«Schwankungen sind völlig normal»

21.11.2018
Herr Meyer zu Drewer, haben Sie die Bücher für 2018 schon geschlossen oder legen Sie noch einen Endspurt hin?
Die Bücher Ende November zu schliessen, wäre ein wenig verfrüht. Schliesslich haben wir noch vier Wochen Zeit bis zum Ende eines sicherlich herausfordernden Jahres! Ausserdem gibt es die vermeintlichen «Ruhepausen» an den Kapitalmärkten schon lange nicht mehr. Das hat meiner Meinung nach mit der Globalisierung der Informationsströme zu tun: Nachrichten sind heutzutage immer und überall verfügbar.
Die Neugeldzahlen der erfolgsverwöhnten europäischen ETF-Industrie für den Oktober waren schwach. Ein Ausrutscher oder neue Realität?
Es ist interessant, dass Sie den Begriff «Neue Realität» verwenden. Die Bezeichnung «Neue Normalität» ist in der jüngsten Vergangenheit immer dann gerne benutzt worden, wenn irgendetwas sachlich oder rational nicht zu erklären war. Wobei Rationalität und Kapitalmärkte nicht immer die gleichen Paar Stiefel sein müssen. In diesem Jahr, dem 10. Jahr eines von manchen weiterhin erwarteten und von manchen eher gefürchteten Bullenmarktes, war schon seit Jahresbeginn grosse Verunsicherung zu spüren. Und hohe Unsicherheit geht mit einem veränderten Anlegerverhalten einher. Insofern war der Oktober nicht untypisch: Sehr hohe Umsätze in ETFs. Umsätze heisst aber nicht nur Käufe, sondern auch Verkäufe.
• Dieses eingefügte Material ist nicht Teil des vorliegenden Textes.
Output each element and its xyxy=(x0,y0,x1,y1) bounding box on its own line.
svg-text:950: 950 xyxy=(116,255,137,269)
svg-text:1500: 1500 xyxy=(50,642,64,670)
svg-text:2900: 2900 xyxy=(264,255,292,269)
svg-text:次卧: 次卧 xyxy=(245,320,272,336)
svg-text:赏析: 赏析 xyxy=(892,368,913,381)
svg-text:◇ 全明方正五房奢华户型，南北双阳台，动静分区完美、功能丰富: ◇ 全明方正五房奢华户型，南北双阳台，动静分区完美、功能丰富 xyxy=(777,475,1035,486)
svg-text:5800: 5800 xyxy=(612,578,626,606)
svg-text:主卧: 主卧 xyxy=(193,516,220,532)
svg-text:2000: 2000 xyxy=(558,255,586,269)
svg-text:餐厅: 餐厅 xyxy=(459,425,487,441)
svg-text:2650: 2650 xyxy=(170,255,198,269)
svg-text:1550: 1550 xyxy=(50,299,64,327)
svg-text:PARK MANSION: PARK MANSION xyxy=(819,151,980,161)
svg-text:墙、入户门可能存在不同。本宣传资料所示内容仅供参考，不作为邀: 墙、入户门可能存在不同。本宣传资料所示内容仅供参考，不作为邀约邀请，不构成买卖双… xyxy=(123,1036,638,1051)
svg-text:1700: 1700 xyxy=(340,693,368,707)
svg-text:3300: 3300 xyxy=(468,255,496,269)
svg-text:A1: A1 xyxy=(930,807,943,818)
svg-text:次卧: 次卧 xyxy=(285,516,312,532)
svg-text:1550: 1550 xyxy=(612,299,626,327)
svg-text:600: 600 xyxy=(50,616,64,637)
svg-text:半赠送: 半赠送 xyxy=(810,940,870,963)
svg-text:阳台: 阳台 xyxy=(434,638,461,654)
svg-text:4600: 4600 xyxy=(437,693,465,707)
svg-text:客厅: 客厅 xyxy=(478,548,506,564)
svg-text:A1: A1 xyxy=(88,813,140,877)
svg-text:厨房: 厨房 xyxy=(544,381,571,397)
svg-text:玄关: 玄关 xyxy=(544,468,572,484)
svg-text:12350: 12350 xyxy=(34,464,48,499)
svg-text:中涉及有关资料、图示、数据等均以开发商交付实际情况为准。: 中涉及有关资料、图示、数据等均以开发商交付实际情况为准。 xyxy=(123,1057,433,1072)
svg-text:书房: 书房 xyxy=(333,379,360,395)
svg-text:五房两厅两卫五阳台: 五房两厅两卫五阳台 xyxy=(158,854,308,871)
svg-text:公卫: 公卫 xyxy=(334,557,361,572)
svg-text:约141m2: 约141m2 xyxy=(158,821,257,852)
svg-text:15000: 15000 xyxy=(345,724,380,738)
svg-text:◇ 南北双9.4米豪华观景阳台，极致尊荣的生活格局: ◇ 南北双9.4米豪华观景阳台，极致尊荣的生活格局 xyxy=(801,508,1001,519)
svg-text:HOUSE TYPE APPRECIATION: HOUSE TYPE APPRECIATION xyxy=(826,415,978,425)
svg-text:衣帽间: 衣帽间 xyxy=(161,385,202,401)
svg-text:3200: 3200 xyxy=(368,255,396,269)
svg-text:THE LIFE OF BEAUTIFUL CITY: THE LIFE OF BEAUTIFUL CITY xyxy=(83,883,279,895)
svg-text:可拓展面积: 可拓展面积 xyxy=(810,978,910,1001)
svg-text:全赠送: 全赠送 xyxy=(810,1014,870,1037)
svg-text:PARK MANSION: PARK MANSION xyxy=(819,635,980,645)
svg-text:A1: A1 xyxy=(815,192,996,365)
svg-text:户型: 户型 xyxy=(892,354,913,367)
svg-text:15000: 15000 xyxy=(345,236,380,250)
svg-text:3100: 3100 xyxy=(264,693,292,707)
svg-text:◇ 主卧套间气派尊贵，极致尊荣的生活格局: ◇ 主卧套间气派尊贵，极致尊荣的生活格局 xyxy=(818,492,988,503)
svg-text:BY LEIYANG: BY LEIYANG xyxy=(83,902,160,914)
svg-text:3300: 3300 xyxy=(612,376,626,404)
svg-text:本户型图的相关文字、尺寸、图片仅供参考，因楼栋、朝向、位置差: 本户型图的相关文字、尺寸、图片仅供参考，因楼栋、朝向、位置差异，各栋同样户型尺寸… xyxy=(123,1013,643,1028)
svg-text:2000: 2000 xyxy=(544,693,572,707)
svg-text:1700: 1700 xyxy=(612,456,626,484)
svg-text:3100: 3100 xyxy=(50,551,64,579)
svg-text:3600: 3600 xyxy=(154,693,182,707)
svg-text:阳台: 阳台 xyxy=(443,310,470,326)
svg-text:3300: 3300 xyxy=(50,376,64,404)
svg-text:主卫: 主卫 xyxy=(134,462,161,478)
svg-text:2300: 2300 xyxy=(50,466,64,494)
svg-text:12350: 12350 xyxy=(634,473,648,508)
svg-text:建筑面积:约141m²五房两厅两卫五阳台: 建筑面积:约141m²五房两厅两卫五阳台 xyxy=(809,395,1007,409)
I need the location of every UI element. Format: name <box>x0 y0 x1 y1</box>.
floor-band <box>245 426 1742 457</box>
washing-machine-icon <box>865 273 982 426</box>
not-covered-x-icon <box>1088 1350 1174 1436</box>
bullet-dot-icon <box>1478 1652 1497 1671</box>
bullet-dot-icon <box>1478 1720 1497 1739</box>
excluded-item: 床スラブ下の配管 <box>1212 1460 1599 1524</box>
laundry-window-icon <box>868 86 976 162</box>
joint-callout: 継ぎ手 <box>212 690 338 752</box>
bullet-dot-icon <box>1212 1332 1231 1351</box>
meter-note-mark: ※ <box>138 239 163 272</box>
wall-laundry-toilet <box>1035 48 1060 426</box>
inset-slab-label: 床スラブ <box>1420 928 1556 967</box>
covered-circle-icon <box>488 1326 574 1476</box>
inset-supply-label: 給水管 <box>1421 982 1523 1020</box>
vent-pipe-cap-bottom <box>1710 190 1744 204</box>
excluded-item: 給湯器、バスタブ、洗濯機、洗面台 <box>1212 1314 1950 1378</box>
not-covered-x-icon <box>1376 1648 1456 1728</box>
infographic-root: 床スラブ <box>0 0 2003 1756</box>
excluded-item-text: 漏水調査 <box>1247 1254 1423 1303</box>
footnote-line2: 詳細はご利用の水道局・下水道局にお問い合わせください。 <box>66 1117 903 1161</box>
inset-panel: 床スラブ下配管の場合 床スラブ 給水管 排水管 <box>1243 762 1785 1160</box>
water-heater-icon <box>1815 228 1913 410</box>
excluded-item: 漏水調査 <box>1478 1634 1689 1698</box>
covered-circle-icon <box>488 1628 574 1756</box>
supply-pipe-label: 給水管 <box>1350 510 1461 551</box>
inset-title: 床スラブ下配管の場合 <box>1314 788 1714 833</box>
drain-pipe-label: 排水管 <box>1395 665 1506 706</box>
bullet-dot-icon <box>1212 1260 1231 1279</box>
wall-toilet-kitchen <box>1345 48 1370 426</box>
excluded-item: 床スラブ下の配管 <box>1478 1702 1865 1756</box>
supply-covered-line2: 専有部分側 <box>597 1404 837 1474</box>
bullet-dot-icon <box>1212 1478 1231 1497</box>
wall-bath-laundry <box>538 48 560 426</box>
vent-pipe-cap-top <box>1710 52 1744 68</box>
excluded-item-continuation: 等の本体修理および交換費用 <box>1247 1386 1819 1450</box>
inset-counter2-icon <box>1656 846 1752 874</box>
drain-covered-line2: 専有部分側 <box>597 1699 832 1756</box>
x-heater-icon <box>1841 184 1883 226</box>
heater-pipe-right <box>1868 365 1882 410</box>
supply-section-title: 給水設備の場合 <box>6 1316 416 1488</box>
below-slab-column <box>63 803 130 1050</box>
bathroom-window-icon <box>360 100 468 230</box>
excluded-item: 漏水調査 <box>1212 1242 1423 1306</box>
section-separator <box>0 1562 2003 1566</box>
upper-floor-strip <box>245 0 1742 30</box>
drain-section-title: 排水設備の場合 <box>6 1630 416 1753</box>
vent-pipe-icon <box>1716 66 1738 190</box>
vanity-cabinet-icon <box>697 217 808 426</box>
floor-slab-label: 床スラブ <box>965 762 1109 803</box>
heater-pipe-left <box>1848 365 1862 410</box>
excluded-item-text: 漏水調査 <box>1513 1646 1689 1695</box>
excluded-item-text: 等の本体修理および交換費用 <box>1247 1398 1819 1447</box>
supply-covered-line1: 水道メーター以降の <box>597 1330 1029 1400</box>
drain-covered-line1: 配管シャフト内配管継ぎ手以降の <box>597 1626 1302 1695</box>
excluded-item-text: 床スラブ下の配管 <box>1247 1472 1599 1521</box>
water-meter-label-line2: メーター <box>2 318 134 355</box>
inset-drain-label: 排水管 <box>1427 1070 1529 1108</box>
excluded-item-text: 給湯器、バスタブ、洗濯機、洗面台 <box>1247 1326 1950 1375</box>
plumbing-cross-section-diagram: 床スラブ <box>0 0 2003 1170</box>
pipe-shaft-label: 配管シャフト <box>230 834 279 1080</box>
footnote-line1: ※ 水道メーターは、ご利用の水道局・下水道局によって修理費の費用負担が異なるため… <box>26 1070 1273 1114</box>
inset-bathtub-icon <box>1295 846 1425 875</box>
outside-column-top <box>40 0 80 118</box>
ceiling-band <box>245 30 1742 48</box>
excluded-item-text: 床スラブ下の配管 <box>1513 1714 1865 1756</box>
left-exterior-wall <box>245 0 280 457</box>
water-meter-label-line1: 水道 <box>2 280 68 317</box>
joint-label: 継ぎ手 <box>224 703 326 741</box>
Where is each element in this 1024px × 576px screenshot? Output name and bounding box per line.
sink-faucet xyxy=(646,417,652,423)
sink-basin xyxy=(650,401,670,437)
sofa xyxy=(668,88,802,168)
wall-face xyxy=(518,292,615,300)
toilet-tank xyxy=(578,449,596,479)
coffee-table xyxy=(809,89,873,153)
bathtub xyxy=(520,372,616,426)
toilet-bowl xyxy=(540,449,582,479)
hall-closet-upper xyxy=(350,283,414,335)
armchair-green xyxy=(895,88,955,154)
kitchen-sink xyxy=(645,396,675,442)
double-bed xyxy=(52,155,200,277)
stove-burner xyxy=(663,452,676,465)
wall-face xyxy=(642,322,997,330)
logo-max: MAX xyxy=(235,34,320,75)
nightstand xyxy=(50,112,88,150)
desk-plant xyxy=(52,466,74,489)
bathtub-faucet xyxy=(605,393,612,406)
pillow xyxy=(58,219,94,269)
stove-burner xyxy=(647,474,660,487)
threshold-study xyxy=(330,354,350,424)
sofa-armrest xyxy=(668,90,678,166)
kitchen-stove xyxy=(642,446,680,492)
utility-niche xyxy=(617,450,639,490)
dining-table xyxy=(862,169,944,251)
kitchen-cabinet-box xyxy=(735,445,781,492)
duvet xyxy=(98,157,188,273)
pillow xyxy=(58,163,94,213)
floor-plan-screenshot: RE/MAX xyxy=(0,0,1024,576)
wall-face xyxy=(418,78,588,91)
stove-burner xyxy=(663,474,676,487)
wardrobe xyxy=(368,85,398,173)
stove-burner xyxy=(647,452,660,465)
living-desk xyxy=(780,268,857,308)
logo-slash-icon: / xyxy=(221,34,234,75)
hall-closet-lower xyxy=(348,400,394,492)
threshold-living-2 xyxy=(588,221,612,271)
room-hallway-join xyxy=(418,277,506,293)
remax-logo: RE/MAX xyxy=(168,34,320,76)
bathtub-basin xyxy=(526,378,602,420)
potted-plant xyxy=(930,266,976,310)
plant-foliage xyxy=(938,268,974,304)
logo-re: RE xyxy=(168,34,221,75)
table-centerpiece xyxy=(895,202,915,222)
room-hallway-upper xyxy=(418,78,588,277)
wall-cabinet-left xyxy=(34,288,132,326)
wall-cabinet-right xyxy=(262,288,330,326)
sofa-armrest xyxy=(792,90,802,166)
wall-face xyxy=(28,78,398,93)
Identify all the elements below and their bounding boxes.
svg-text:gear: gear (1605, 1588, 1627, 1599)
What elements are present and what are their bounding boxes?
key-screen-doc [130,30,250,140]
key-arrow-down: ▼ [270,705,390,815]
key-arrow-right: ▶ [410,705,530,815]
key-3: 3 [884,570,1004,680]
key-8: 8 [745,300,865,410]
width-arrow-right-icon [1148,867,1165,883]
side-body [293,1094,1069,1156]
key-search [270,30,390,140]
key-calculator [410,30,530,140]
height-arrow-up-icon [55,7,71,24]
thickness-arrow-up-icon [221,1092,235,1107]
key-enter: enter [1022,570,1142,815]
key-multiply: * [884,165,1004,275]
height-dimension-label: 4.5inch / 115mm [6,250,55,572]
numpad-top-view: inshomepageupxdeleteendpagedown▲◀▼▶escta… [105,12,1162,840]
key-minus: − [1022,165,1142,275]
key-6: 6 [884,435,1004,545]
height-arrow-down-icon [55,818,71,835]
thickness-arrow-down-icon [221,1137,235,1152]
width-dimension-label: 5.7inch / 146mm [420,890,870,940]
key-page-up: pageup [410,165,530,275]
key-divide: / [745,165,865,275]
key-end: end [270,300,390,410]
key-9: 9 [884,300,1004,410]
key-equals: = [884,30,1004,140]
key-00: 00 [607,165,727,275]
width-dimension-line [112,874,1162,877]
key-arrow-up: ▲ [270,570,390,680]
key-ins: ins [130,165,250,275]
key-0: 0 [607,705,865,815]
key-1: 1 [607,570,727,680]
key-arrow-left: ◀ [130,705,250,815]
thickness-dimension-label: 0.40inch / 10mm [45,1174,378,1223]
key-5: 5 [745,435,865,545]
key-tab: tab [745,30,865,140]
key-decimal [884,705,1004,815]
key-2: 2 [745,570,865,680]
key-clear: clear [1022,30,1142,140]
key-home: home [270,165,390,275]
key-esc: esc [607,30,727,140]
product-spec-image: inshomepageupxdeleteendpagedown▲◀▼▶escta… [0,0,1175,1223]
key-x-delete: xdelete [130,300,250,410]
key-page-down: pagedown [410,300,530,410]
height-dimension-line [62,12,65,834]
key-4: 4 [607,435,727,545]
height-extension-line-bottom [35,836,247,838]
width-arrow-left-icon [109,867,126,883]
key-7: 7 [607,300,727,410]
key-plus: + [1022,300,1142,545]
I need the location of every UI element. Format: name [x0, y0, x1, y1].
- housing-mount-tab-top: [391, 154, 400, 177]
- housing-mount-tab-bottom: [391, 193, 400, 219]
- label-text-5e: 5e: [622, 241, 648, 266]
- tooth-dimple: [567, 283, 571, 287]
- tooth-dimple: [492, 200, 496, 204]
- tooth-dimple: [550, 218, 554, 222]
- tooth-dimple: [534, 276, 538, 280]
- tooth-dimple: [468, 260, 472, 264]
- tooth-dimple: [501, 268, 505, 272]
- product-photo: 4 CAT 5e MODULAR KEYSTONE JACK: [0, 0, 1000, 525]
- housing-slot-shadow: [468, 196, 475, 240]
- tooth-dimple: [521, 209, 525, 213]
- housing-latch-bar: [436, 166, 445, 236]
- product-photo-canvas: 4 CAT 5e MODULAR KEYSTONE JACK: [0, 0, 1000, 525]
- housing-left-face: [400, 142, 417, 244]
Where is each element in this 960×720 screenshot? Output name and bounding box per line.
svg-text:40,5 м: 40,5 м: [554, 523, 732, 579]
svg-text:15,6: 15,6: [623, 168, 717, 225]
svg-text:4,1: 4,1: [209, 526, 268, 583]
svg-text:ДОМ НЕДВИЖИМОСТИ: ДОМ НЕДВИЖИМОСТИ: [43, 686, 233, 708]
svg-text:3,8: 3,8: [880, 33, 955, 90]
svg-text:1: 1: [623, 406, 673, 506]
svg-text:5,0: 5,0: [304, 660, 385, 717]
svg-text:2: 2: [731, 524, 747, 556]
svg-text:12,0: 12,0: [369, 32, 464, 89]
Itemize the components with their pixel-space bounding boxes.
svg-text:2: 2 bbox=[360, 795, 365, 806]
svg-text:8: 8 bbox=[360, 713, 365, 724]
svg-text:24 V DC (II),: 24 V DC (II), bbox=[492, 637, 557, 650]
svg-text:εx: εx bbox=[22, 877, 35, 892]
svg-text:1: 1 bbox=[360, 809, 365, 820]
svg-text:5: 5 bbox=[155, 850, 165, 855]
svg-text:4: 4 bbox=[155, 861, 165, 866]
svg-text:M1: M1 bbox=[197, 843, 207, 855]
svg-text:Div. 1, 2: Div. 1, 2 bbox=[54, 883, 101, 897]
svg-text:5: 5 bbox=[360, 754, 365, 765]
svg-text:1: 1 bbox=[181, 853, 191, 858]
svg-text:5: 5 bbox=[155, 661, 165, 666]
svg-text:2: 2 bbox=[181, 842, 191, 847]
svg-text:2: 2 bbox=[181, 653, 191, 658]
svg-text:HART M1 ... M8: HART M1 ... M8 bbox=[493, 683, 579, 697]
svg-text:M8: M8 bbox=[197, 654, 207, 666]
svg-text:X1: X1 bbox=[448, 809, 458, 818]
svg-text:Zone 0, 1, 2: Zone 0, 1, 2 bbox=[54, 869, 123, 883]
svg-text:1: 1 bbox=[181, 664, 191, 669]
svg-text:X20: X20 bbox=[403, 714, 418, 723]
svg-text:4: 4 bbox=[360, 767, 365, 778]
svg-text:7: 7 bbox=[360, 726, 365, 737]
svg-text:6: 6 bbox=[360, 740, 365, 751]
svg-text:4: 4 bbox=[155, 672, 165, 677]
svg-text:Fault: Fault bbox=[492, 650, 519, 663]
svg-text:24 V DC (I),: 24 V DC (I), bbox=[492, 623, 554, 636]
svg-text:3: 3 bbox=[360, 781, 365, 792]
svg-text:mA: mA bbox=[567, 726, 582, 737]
In den Zahlen zu verwalteten Vermögen wirken sich positiv aber nun mal nur Zuflüsse aus. Ein Ende des Wachstums bei ETFs sehe ich jedoch nicht. Dass es Schwankungen geben kann, ist völlig normal.
Was waren die Highlights für Ihr Haus in diesem Jahr?
Besonders erfreut hat uns die weiter steigende Akzeptanz von ETFs bei Anlegern. Deutlich lässt sich das an den positiven Zuwächsen bei Sparplänen ablesen. Ein Thema, das uns seit sehr, sehr langer Zeit am Herzen liegt. Denn für viele Menschen sind Sparpläne eine ideale Möglichkeit, langfristig und diversifiziert Vermögen aufzubauen.
Gibt es auch etwas, das Sie gerne vergessen würden?
Vor Beginn eines jeden Jahres kommt ganz natürlich die Frage, was man erwartet. Kaum jemand hatte den starken Anstieg der Volatilität zu Beginn des Jahres erwartet. Auch wenn in Jahresrückblicken etwas anderes suggeriert werden wird. Und ich weiss natürlich, dass auch das neue Jahr wieder anders kommen wird als heute zu erwarten ist. Und da sind wir schon fast bei Mark Twain mit seinem Ausspruch zur Schwierigkeit von Börsenmonaten. Ich mag die Herausforderungen eines jeden einzelnen Jahres, und das schon seit bald drei Jahrzehnten. Insofern möchte ich nichts missen oder vergessen.
Was wünschen Sie sich beruflich für die kommenden Monate?
Einen versöhnlichen Ausklang an den Märkten mit erwartungsfrohen Hoffnungen für das neue Jahr. Denn das ist das Salz für auch in ertragreiche Märkte.
Thomas Meyer zu Drewer verantwortet als Geschäftsführer das ETF-Geschäft der Commerzbank unter der Marke «ComStage». Er begleitet den ETF-Markt in Europa seit seiner Entstehung vor bald 20 Jahren.